GREGORIO, By Percy Hemingway
I—AT THE PARADISO
The Cafe Paradiso was full of people, for the inhabitants of Alexandria had dined, and the opera season was over. The seats at every table were occupied, and the fumes of smoke from a hundred cigars partly hid the ladies of the orchestra. As the waiters pushed aside the swing-doors of the buffet and staggered into the salon with whisky, absinthe, and coffee, the click of billiard-balls was heard. The windows facing the sea were wide open, for the heat was intense, and the murmur of the waves mingled with the plaintive voices of the violins.
Seated by a table at the far end of the hall, Gregorio Livadas hummed softly an accompaniment to Suppe’s “Poete et Paysan,” puffing from time to time a cloudlet of blue smoke from his mouth. When the music ceased he joined in the applause, leaning back happily in his chair as the musicians prepared to repeat the last movement. Meanwhile his eyes wandered idly over the faces of his neighbors.

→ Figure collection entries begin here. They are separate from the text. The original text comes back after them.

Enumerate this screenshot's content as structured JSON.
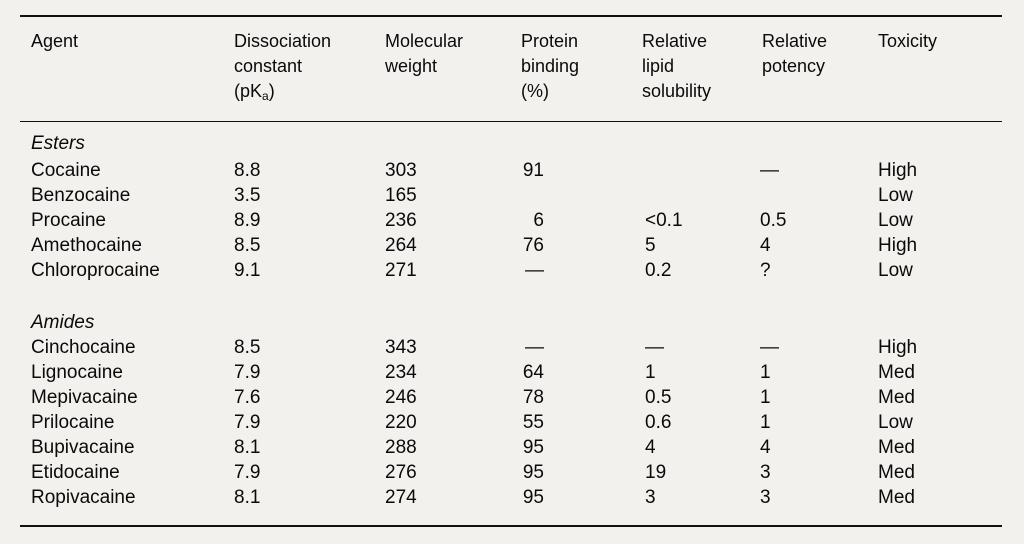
{
  "headers": {
    "agent": [
      "Agent"
    ],
    "pka": [
      "Dissociation",
      "constant",
      "(pK",
      "a",
      ")"
    ],
    "mw": [
      "Molecular",
      "weight"
    ],
    "pb": [
      "Protein",
      "binding",
      "(%)"
    ],
    "ls": [
      "Relative",
      "lipid",
      "solubility"
    ],
    "rp": [
      "Relative",
      "potency"
    ],
    "tx": [
      "Toxicity"
    ]
  },
  "sections": {
    "esters": "Esters",
    "amides": "Amides"
  },
  "esters": [
    {
      "agent": "Cocaine",
      "pka": "8.8",
      "mw": "303",
      "pb": "91",
      "ls": "",
      "rp": "—",
      "tx": "High"
    },
    {
      "agent": "Benzocaine",
      "pka": "3.5",
      "mw": "165",
      "pb": "",
      "ls": "",
      "rp": "",
      "tx": "Low"
    },
    {
      "agent": "Procaine",
      "pka": "8.9",
      "mw": "236",
      "pb": "6",
      "ls": "<0.1",
      "rp": "0.5",
      "tx": "Low"
    },
    {
      "agent": "Amethocaine",
      "pka": "8.5",
      "mw": "264",
      "pb": "76",
      "ls": "5",
      "rp": "4",
      "tx": "High"
    },
    {
      "agent": "Chloroprocaine",
      "pka": "9.1",
      "mw": "271",
      "pb": "—",
      "ls": "0.2",
      "rp": "?",
      "tx": "Low"
    }
  ],
  "amides": [
    {
      "agent": "Cinchocaine",
      "pka": "8.5",
      "mw": "343",
      "pb": "—",
      "ls": "—",
      "rp": "—",
      "tx": "High"
    },
    {
      "agent": "Lignocaine",
      "pka": "7.9",
      "mw": "234",
      "pb": "64",
      "ls": "1",
      "rp": "1",
      "tx": "Med"
    },
    {
      "agent": "Mepivacaine",
      "pka": "7.6",
      "mw": "246",
      "pb": "78",
      "ls": "0.5",
      "rp": "1",
      "tx": "Med"
    },
    {
      "agent": "Prilocaine",
      "pka": "7.9",
      "mw": "220",
      "pb": "55",
      "ls": "0.6",
      "rp": "1",
      "tx": "Low"
    },
    {
      "agent": "Bupivacaine",
      "pka": "8.1",
      "mw": "288",
      "pb": "95",
      "ls": "4",
      "rp": "4",
      "tx": "Med"
    },
    {
      "agent": "Etidocaine",
      "pka": "7.9",
      "mw": "276",
      "pb": "95",
      "ls": "19",
      "rp": "3",
      "tx": "Med"
    },
    {
      "agent": "Ropivacaine",
      "pka": "8.1",
      "mw": "274",
      "pb": "95",
      "ls": "3",
      "rp": "3",
      "tx": "Med"
    }
  ]
}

When the last chord was struck he saw the women hurry down from the platform and rush toward the tables where their acquaintances sat. He heard them demand beer and coffee, and they drank eagerly, for fiddling in that heat was thirsty work. He watched the weary waiters hastening from table to table, and he heard the voices around him grow more animated and the laughter more frequent. One man was fastening a spray of flowers on the ample bosom of the flautiste, while another sipped the brown lager from the glass of the big drum, and the old wife of the conductor left her triangle and cymbals to beg some roses from an Arab flower-girl. Truly the world was enjoying itself, and Gregorio smiled dreamily, for the sight of so much gaiety pleased him. He wished one of the women would come and talk to him; he would have liked to chat with the fair-haired girl who played the first violin so well. He began to wonder why she preferred that ugly Englishman with his red face and bald head. He caught snatches of their conversation. Bah! how uninteresting it was! for they could barely understand each other. What pleasure did she find in listening to his bad French? and in her native Hungarian he could not even say, “I love.” Why had she not come to him, Gregorio Livadas, who could talk to her well and would not mumble like an idiot and look red and uncomfortable! Then he saw she was drinking champagne, and he sighed. Ah, yes, these English were rich, and women only cared for money; they were unable to give up their luxuries for the sake of a man.
But at this thought Gregorio blushed a little. After all, there was one woman—the only woman he ought to think of—who was not afraid of hardship for the sake of her husband. He tried to excuse himself by arguing that the music had excited him; but he felt a little ashamed, and as a sop to his not yet quite murdered conscience got up and left the cafe.